Native from North America, the Saguaro cactus can only be found in the Sonoran Desert (US states of Arizona and California and Northwestern Mexico). The peculiarity of such plant is part of the imaginary of the native tribes since ancient times. Many legends have been build-up around the cactus; many of those legends confer special gifts or divine powers to these plants. Its shape and size (which can grow over 20 meters tall) makes a superb view along the desert landscapes, and this was probably the reason why natives believe that the Saguaro cacti were reincarnations of the spirits of Native American warriors, standing in the desert as guardians of their people with arms upwards, supplicating for water and light to the Creator.
|Seri People in Sonora Desert, Mexico (Photo: Graciela Iturbide, 1979)|
As in a desert whatever you find is a gift from heavens, the Saguaro has been venerated for generations and used as a source of food and shelter for the natives, especially by the Tohono O’odham and the Mexican Seri people, as well as for other inhabitants of the desert. The fruits are an important food source not only for the people but also for birds, whereas the plant itself is used by some species for nesting. The needles were used for sewing, and other parts of the plant were used to build shelters or to produce tools.
|A - Parabuteo unicinctus (Photo: Walter Meayers Edwards); B - Micrathene whitneyi (Photo: Bruce D. Taubert); C - Zenaida asiatica; D - Bubo virginianus (Photo: Jim Zipp)|
But the real magic happens during the quiet night, when pollination takes place. Any guess on who’s starring this time? Bats! Just take a look at the flowers – white, open, big and on the top of that, it releases a sweet smell of nectar during the night.
|Bat pollination of Saguaro flowers by Leptonycteris yerbabuenae|
(Photos by: Merlin Tuttle / Bat Conservation International)
However during the day the cacti flowers keep opened, so other animals can pollinate when bats are asleep – after all, nothing forbids them to do the job, even though the main pollinator is the lesser long-nosed bat (Leptonycteris yerbabuenae). Unfortunately these bats are threatened and considered Vulnerable according to IUCN, especially due to habitat destruction.
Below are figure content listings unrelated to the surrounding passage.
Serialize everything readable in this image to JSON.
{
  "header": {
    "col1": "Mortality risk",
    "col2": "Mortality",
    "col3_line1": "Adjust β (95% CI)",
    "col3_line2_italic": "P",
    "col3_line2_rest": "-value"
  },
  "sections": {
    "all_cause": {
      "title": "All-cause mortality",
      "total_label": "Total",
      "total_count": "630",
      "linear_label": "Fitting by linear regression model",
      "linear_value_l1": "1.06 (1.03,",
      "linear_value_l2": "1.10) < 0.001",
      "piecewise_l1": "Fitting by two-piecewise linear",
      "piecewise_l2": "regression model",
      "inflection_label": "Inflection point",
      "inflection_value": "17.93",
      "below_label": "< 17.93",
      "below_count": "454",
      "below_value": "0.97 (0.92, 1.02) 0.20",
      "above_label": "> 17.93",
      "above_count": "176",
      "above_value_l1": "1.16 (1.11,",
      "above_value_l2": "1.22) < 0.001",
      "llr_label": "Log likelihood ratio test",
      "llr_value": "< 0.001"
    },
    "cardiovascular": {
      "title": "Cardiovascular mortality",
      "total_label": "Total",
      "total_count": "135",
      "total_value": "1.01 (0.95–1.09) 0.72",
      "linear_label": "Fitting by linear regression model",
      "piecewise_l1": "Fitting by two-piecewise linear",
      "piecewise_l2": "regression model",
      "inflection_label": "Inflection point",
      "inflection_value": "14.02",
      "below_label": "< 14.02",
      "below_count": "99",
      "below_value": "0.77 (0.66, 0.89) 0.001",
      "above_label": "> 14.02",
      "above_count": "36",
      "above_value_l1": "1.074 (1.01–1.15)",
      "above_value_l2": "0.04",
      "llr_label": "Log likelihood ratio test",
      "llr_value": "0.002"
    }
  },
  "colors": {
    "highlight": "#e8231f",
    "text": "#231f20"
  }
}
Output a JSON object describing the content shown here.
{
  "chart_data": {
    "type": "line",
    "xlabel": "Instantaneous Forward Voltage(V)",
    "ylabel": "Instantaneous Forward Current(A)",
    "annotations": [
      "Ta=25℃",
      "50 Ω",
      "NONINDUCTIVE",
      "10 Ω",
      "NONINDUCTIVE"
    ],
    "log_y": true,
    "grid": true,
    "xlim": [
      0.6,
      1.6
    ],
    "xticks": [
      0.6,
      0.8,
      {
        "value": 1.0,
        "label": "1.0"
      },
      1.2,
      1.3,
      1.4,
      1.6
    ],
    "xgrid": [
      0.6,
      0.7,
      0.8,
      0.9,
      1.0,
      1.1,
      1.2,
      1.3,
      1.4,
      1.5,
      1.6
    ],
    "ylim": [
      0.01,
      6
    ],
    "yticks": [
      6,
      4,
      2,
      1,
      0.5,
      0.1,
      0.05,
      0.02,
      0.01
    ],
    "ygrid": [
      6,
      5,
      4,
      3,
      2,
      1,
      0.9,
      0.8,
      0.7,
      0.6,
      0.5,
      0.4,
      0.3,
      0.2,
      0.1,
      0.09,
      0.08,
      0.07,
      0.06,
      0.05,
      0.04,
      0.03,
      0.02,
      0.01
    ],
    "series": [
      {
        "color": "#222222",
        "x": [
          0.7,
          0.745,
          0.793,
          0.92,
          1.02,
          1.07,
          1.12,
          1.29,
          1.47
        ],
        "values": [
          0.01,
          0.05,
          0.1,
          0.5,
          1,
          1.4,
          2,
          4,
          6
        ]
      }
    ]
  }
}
We have to admit cacti flowers are absolutely gorgeous. More than the natural gorgeousness, they are a botanically interesting case to study. Caryophyllales’ members tend to be odd and have their own peculiarities, and so does Cactaceae, having an immense (botanically speaking, we actually say infinite) number of petaloid tepals. No, not petals – they are not real petals, Caryophyllales lack petals and this is probably one of the reasons why so many different trends arose in this group. They had to find a way to attract pollinators even though they did not have petals to do it! What a task… But they went over it and they reinvented petals with the genetic sources they had. Phenotypically, my dear Cactaceae, I must admit I love what you invented – isn’t Nature truly an artist?